An attractive proposition of expansion in the global oil and gas sector, and shrinking prospects for major domestic growth, have led ONGC, India’s biggest oil and gas company, to start thinking of an overseas venture itself.
There is a gradual consensus building, unofficially though, inside the company that instead of having a subsidiary in the form of ONGC Videsh Ltd (OVL) for overseas ventures, the parent company should merge OVL with itself so that the resulting mega-corp could scout for assets outside India.
“When we can be a bigger player with stronger cash flows, have an expert team in place, greater independence in decision-making and when the next level of growth has to come from overseas market, why should not ONGC itself go out and tap the opportunity?” said a top official in the company on condition of anonymity.
He said no ONGC-OVL merger proposal has been discussed officially yet, but some top ONGC officials feel any such move would be a step in the right direction.
According to Bloomberg data, ONGC, with $30 billion in revenues, stands 42nd among the world’s top oil and gas companies. It is ten times the size of OVL which does not figure among the world’s top 200. OVL’s net profit is less than 10% of ONGC’s and it completely depends on the parent for its debt needs for acquisitions.
The initial rationale for launching OVL in the ’60s was to have a small presence of ONGC in overseas markets even as the parent grew in India. Five decades on, the situation has changed.
Major Chinese, South Korean, Indonesia and Malaysian oil and gas companies have a direct and strong global presence. Given the strategic importance of energy security for emerging economies in the 21st century, some officials feel it’s time ONGC itself ventured out unless India wants to miss the bus.
“If we (ONGC) go alone, there will be a clash of interest with OVL. So, a merged entity will be much stronger and will have greater weight,” the official said.
And given that the parent’s production levels have been flat for the past six years and no major triggers are expected in coming years, growth has to come from outside India. For this, officials said, ONGC needs to start flexing its muscles overseas and take on the likes of Sinopec or Petro China.

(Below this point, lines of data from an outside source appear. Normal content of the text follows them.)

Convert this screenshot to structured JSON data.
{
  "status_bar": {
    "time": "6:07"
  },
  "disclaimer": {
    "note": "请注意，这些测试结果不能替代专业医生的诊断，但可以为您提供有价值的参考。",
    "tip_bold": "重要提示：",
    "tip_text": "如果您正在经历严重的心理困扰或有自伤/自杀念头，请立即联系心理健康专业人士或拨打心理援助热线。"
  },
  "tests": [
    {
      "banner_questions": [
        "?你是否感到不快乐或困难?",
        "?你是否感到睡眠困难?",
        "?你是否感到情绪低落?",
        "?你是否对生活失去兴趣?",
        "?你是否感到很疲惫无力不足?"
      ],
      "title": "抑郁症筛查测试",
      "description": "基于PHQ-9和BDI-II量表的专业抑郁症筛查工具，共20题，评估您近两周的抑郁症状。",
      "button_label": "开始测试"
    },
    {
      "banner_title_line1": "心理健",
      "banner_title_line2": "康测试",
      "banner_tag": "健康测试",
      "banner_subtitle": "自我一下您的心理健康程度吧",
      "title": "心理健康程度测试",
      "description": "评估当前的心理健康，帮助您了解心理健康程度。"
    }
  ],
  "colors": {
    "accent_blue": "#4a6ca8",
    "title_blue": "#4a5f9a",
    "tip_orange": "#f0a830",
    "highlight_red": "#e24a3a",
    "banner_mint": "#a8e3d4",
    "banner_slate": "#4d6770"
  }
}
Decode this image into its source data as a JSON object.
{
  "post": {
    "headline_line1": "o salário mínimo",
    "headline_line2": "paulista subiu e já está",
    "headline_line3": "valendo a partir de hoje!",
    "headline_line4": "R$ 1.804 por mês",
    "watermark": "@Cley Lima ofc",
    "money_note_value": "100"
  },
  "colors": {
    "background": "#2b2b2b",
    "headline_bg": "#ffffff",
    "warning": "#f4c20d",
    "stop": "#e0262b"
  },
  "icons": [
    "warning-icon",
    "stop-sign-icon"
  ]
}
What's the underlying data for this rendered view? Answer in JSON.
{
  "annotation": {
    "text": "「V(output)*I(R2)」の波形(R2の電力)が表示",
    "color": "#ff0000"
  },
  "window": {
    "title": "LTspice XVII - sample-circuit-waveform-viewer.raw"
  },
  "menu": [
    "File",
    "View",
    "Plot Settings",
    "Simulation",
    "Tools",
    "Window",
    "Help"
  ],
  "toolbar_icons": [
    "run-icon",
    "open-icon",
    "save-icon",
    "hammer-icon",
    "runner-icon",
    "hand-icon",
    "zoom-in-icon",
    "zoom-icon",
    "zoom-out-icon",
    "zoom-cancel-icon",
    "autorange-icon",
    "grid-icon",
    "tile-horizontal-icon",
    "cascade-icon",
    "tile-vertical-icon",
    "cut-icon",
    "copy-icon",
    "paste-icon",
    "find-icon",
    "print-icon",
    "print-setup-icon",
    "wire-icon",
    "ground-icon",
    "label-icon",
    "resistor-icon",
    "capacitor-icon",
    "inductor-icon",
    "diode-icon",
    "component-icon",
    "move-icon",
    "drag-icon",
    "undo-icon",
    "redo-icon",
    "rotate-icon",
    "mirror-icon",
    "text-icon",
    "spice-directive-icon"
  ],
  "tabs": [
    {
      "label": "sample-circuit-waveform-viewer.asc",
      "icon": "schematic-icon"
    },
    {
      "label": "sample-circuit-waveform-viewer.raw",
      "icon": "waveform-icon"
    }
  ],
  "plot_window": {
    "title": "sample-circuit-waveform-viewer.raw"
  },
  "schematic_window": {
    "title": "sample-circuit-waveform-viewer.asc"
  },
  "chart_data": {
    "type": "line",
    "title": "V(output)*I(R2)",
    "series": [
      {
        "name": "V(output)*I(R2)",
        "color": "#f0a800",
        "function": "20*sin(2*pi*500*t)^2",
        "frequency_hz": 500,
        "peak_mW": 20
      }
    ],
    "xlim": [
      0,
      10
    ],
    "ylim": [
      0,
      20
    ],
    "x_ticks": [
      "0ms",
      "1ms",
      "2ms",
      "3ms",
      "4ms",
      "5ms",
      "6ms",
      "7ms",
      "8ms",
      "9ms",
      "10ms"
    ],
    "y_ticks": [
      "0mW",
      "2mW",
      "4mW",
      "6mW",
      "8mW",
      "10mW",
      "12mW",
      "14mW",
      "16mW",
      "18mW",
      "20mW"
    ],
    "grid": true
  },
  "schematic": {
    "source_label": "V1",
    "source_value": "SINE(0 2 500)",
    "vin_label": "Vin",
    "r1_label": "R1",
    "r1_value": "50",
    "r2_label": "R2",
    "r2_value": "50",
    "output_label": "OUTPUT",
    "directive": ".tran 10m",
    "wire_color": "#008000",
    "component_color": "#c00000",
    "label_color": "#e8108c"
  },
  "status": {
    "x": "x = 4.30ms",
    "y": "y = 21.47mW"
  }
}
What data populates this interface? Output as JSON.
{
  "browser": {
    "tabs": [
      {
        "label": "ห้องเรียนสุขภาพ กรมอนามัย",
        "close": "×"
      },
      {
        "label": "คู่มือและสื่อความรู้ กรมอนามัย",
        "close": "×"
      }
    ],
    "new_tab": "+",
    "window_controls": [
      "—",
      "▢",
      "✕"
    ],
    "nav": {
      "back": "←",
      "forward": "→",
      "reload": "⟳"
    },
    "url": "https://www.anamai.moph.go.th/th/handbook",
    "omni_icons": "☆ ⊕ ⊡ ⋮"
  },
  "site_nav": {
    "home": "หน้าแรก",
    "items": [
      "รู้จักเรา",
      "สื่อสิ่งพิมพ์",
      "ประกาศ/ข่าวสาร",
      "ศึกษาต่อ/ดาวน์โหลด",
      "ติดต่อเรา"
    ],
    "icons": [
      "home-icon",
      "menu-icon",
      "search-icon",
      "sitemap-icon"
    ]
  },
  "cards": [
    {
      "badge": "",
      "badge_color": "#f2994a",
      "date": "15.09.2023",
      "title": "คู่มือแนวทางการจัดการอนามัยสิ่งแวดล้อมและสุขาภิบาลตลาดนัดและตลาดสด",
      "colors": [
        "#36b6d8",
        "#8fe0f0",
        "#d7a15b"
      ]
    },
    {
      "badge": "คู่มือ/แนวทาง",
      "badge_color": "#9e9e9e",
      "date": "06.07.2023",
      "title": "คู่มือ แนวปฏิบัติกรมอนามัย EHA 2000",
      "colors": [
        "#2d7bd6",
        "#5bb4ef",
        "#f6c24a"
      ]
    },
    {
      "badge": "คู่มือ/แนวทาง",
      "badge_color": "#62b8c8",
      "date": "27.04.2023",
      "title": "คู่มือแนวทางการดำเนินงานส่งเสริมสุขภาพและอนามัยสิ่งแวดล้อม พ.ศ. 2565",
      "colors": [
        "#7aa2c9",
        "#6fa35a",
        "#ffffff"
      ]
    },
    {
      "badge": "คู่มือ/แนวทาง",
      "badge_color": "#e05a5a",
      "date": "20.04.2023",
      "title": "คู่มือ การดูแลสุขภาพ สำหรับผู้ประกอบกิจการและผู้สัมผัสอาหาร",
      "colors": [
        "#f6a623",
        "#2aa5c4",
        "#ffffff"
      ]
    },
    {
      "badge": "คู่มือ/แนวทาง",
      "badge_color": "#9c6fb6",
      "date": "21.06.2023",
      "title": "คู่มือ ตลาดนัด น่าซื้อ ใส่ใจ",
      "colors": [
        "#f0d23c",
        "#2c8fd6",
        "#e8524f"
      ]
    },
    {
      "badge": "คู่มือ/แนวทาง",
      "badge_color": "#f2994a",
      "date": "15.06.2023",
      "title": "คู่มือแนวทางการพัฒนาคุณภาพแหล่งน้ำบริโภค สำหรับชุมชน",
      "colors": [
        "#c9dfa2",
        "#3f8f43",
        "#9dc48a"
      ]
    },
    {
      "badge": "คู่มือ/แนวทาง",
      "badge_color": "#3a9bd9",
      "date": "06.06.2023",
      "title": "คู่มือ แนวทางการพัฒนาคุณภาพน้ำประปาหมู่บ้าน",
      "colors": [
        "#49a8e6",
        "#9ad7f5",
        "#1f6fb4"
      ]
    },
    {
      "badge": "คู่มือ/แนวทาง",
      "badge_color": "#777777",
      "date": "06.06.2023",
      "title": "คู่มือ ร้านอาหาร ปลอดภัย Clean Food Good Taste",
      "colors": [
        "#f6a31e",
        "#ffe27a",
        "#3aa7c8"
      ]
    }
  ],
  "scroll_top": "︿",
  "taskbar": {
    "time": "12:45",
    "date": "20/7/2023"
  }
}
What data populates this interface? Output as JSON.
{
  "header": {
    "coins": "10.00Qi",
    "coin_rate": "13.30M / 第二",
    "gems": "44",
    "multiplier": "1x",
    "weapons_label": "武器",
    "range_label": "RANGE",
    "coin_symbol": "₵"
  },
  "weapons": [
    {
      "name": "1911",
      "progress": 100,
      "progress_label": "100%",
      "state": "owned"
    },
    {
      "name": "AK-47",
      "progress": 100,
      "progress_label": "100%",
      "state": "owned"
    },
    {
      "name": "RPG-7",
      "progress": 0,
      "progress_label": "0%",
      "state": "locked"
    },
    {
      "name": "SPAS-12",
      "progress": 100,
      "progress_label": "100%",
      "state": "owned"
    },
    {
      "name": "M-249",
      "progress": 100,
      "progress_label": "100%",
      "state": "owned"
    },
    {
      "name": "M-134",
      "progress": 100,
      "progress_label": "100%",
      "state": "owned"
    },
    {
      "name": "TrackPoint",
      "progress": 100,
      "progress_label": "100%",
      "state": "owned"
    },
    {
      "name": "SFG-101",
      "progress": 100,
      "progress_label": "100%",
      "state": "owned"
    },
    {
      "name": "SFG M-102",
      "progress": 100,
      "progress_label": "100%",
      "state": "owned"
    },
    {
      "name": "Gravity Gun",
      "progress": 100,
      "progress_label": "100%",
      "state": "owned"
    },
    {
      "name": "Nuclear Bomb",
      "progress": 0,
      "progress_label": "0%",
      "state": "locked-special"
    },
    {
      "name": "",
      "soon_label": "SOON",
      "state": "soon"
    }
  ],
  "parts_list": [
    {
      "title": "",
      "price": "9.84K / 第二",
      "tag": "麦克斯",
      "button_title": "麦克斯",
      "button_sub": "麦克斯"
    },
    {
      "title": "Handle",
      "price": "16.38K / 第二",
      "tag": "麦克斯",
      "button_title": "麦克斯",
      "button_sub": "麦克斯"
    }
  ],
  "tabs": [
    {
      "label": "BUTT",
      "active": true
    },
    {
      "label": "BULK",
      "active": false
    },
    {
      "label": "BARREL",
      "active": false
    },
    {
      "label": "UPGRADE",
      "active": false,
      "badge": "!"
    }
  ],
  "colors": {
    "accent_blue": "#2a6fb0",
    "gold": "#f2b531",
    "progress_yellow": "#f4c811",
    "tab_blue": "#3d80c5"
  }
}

Last year, ONGC produced 26.92 million tonne (mt) of oil — OVL’s figure is 8.7 mt — and 25.51 billion cubic metre (bcm) of gas. This year, it is expected to grow by just over 1%.
However, according to the Perspective Plan 2030 of the company, ONGC has kept a target of two-fold domestic growth while the target for OVL is six-fold growth. This clearly implies that major growth for the next two decades will need to come from overseas.
BP’s Statistical Review points out that India has a mere 0.3% of world reserves of oil, 1% of production but 4% of world’s consumption. So, it is imperative that India secures its energy needs sooner than later, company officials said.